Reviews & Awards
Another Stellar Review for Rainbow Panda! Rainbow Panda is “well written, colorfully and beautifully illustrated, charming, and educational”
REVIEW~ RAINBOW PANDA AND THE FIRECRACKER FIASCO by Eileen Wacker.. by Ian Wood
RAINBOW PANDA AND THE FIRECRACKER FIASCO
Genre: Children’s books (ages 6-9 years)
Series: Fujimini Adventures Series #6
Source: Received for an honest review from the author.
Age Range: 6 – 9 years
Hardcover: 40 pages
Publisher: Once Kids, LLC (March 1, 2013)
Publication Date: February 7, 2013
Here’s the shortest review I will probably ever write! Don’t worry, it’s a good one. Mine is not a children’s book blog, but it is a book blog and there are some kid’s stories, even at my age, which resonate. My kids are too old for this story to entertain them, but I know that when they were younger they would have loved an exotic story like this if they’d had access to it.
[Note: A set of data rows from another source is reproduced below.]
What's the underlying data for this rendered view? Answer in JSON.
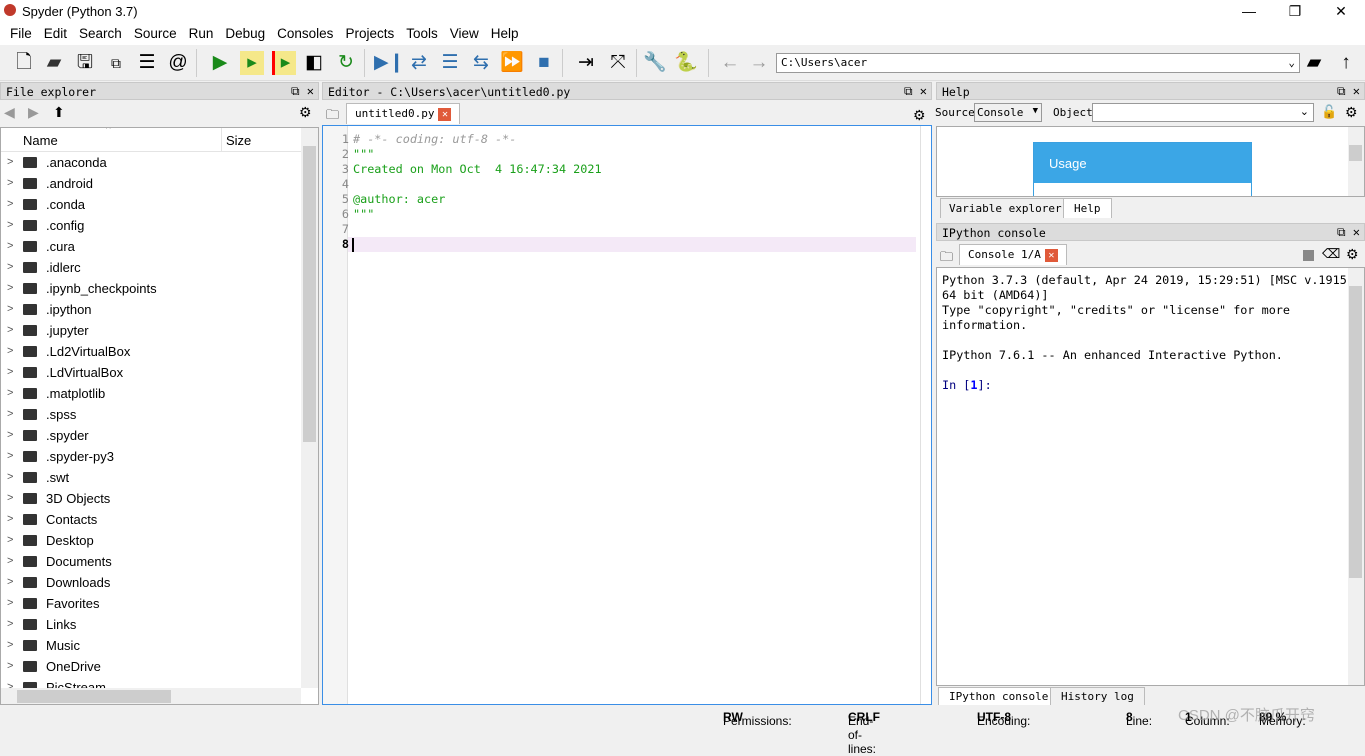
{
  "window": {
    "title": "Spyder (Python 3.7)",
    "minimize": "—",
    "maximize": "❐",
    "close": "✕"
  },
  "menu": [
    "File",
    "Edit",
    "Search",
    "Source",
    "Run",
    "Debug",
    "Consoles",
    "Projects",
    "Tools",
    "View",
    "Help"
  ],
  "toolbar": {
    "path": "C:\\Users\\acer",
    "icons": [
      "new-file",
      "open-file",
      "save",
      "save-all",
      "outline",
      "at-sign",
      "run",
      "run-cell",
      "run-cell-advance",
      "run-selection",
      "rerun",
      "debug",
      "step",
      "step-into",
      "step-return",
      "continue",
      "stop",
      "maximize-pane",
      "fullscreen",
      "preferences",
      "python-path",
      "back",
      "forward",
      "browse",
      "parent-dir"
    ]
  },
  "file_explorer": {
    "title": "File explorer",
    "col_name": "Name",
    "col_size": "Size",
    "items": [
      ".anaconda",
      ".android",
      ".conda",
      ".config",
      ".cura",
      ".idlerc",
      ".ipynb_checkpoints",
      ".ipython",
      ".jupyter",
      ".Ld2VirtualBox",
      ".LdVirtualBox",
      ".matplotlib",
      ".spss",
      ".spyder",
      ".spyder-py3",
      ".swt",
      "3D Objects",
      "Contacts",
      "Desktop",
      "Documents",
      "Downloads",
      "Favorites",
      "Links",
      "Music",
      "OneDrive",
      "PicStream"
    ]
  },
  "editor": {
    "title": "Editor - C:\\Users\\acer\\untitled0.py",
    "tab": "untitled0.py",
    "lines": [
      "# -*- coding: utf-8 -*-",
      "\"\"\"",
      "Created on Mon Oct  4 16:47:34 2021",
      "",
      "@author: acer",
      "\"\"\"",
      "",
      ""
    ],
    "current_line": 8
  },
  "help": {
    "title": "Help",
    "source_label": "Source",
    "source_value": "Console",
    "object_label": "Object",
    "object_value": "",
    "usage": "Usage",
    "tabs": [
      "Variable explorer",
      "Help"
    ],
    "active_tab": "Help"
  },
  "console": {
    "title": "IPython console",
    "tab": "Console 1/A",
    "output": [
      "Python 3.7.3 (default, Apr 24 2019, 15:29:51) [MSC v.1915",
      "64 bit (AMD64)]",
      "Type \"copyright\", \"credits\" or \"license\" for more",
      "information.",
      "",
      "IPython 7.6.1 -- An enhanced Interactive Python.",
      ""
    ],
    "prompt_pre": "In [",
    "prompt_num": "1",
    "prompt_post": "]:",
    "tabs": [
      "IPython console",
      "History log"
    ],
    "active_tab": "IPython console"
  },
  "status": {
    "permissions_label": "Permissions:",
    "permissions": "RW",
    "eol_label": "End-of-lines:",
    "eol": "CRLF",
    "encoding_label": "Encoding:",
    "encoding": "UTF-8",
    "line_label": "Line:",
    "line": "8",
    "column_label": "Column:",
    "column": "1",
    "memory_label": "Memory:",
    "memory": "89 %"
  },
  "watermark": "CSDN @不脑爪开窍"
}
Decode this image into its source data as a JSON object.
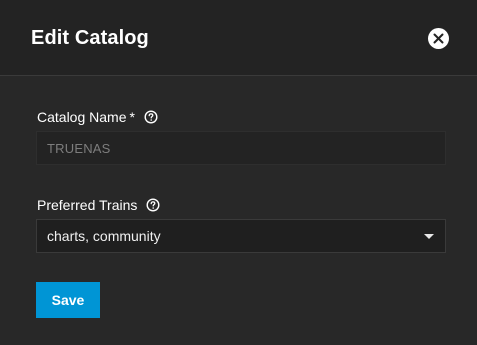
{
  "dialog": {
    "title": "Edit Catalog",
    "close_icon": "close-icon"
  },
  "form": {
    "catalog_name": {
      "label": "Catalog Name",
      "required_marker": "*",
      "value": "TRUENAS",
      "help_icon": "help-circle-icon",
      "disabled": true
    },
    "preferred_trains": {
      "label": "Preferred Trains",
      "value": "charts, community",
      "help_icon": "help-circle-icon"
    }
  },
  "actions": {
    "save_label": "Save"
  },
  "colors": {
    "background": "#282828",
    "header": "#232323",
    "accent": "#0095d5",
    "text": "#ffffff",
    "muted_text": "#7d7d7d"
  }
}
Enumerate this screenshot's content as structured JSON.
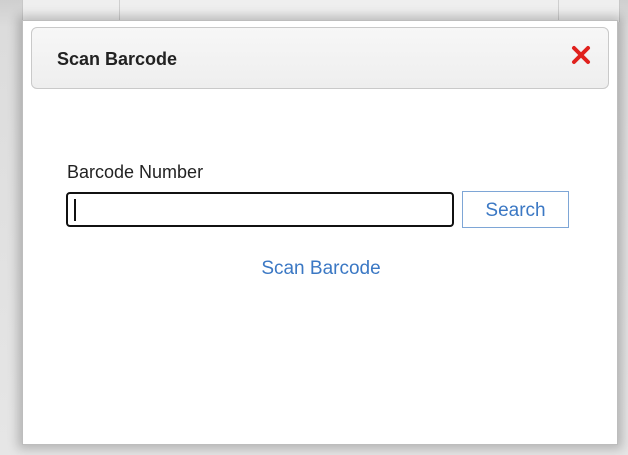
{
  "dialog": {
    "title": "Scan Barcode",
    "close_icon": "close-icon",
    "close_color": "#e0211d"
  },
  "form": {
    "field_label": "Barcode Number",
    "input_value": "",
    "search_label": "Search",
    "scan_link_label": "Scan Barcode"
  },
  "colors": {
    "link": "#3b78c4",
    "search_border": "#7ea6d6"
  }
}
Rainbow Panda and the Firecracker Fiasco is part of the Fujimini Island series, and is about a panda who wants to light some firecrackers, and who predictably makes a mess of it. Some of his forest friends (an improbable assortment of multi-hued dragons, hamsters, penguins, dolphins, and rabbits) help out. I have some qualms about anthropomorphizing animals and coloring them unnaturally, but in a book for the age range this is aimed towards, it does no harm. Overall the story is well written, colorfully and beautifully illustrated, charming, and educational in a non-preaching manner.
The book is 75 pages, but the story is only half of that. The latter half is a useful glossary of some aspects of Asian culture, which is where the Rainbow Panda stories have their roots. It talks briefly about bonsai (not banzai!), and sushi (which my kids love), as well as other foods, and Asian traditions, so it could definitely educate both child and parent. I particularly liked the section on chopsticks, having just seen The Wolverine where chopsticks are mentioned (it’s “bad luck” to stick them upright in your food because then they are reminiscent of incense sticks which are burned at funerals!).
This brings me to one issue I did have with this story which is where it mentions performing certain ritualistic acts to bring luck. We all know that’s nonsense (at least I hope we do!). I think it would be more useful to teach children that they make their own “luck”, and that while some ritual does have disciplinary value, it isn’t a very practical method of living your life to rely on luck or talismans. But that’s a very minor qualm when set in the larger context of a really useful, educational, and entertaining children’s story.
Having read this story, I have no problem recommending it and looking favorably on this series. Anything we can do to promote smart-thinking and safety amongst children is to be encouraged.